DescriptionJoseph Hewes Document Signed. One page, 8.25" x 11.5"; Chowan County, North Carolina; August 10, 1777. A legal filing written in the hand of Benjamin Joy and signed by him, Joseph Hewes, and Archibald Corrie. In part: "Know all men by their presents that Mr. Benjamin Joy, Joseph Hewes, and Arch. Corry all of the County and State oferd. and hold and stand [paper loss affecting one word] bound unto Evan Skinner High Sheriff of the County...sum of one thousand pounds to the which payment will and truly to be made and done like bind ones selves and heirs and Exect.

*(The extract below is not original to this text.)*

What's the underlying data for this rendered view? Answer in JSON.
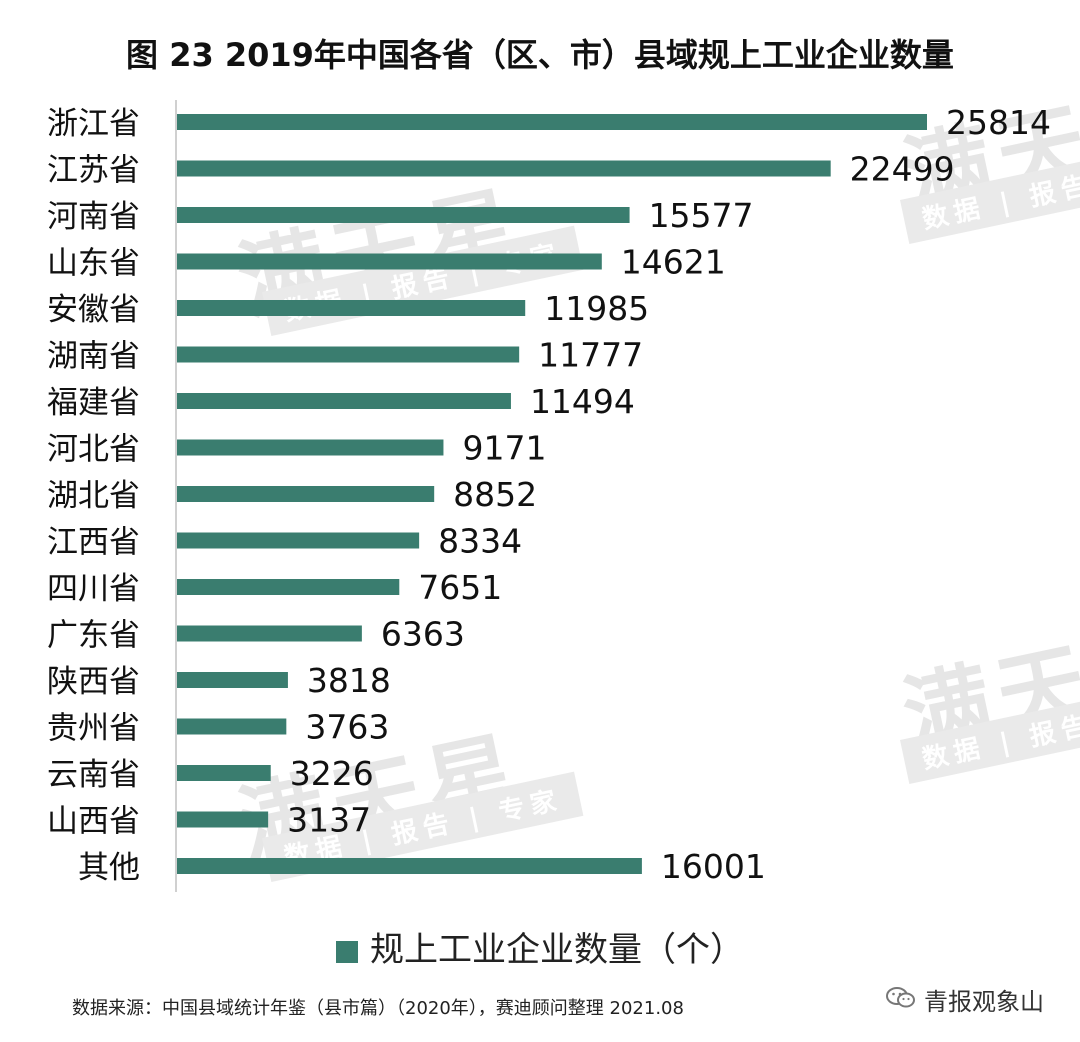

Administrators and signors family by these Presents Sealed with our Seal, and dated thei 10th Day of august 1777..." Boldly signed "Joseph Hewes".

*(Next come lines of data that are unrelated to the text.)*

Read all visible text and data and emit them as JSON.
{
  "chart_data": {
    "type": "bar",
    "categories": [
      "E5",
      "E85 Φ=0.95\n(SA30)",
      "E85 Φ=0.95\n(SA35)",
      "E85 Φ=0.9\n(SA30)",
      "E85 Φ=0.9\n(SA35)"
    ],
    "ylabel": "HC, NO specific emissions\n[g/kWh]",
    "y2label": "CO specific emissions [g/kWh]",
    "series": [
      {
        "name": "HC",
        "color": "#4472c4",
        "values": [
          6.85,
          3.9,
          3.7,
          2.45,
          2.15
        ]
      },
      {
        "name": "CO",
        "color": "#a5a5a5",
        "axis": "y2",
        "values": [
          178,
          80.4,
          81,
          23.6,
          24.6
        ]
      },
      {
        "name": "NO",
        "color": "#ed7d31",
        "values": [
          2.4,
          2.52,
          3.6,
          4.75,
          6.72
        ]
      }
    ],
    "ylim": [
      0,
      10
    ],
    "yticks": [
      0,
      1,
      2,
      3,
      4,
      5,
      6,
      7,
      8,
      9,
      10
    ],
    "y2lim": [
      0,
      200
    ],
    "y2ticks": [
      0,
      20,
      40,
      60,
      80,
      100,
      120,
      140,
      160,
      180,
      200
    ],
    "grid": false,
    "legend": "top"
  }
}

On the reverse of the document is docket dated October 22, 1778, written and signed by Evan Skinner, Sheriff of Chowan County. "I Evan Skinner Sheriff of Chowan County do hereby assign the within obligation and condition to William Cumming the plaintiff therein named his [?] and administrators to be sued for according to the statute in such care made and provided in. Witness Whereof I have hereto set me hand and seal this 22nd day of October 1778. Evan Skinner Sheriff."
Condition: The document has flattened folds. There is a line of text that has suffered loss due to ink burn; with additional bits of paper loss at line 3, the "s" at the end of Hewes' signature, and the paraph and seal of Corry's signature.
Joseph Hewes (1730-1799), a signer of the Declaration of Independence, was born in Princeton, New Jersey. After graduating from Princeton University, he became an apprentice of a merchant and later became a very successful merchant in his own right. Hewes moved to North Carolina at the age of 30 and was elected to that colony's legislature in 1763. After being re-elected numerous times in the legislature, Hewes was chosen as one of North Carolina's representatives to the Continental Congress. At the start of the American Revolution, Hewes, a successful ship owner, put his entire fleet at the disposal of the Continental Navy. As secretary of the Naval Affairs Committee of the Continental Congress, he was, in effect, America's first secretary of the Navy. A member of the Continental Congress (1774-1776) and a signer of the Declaration of Independence, Hewes accepted reelection to Congress in 1779 despite health problems, but failed to retain his seat and died a few months later.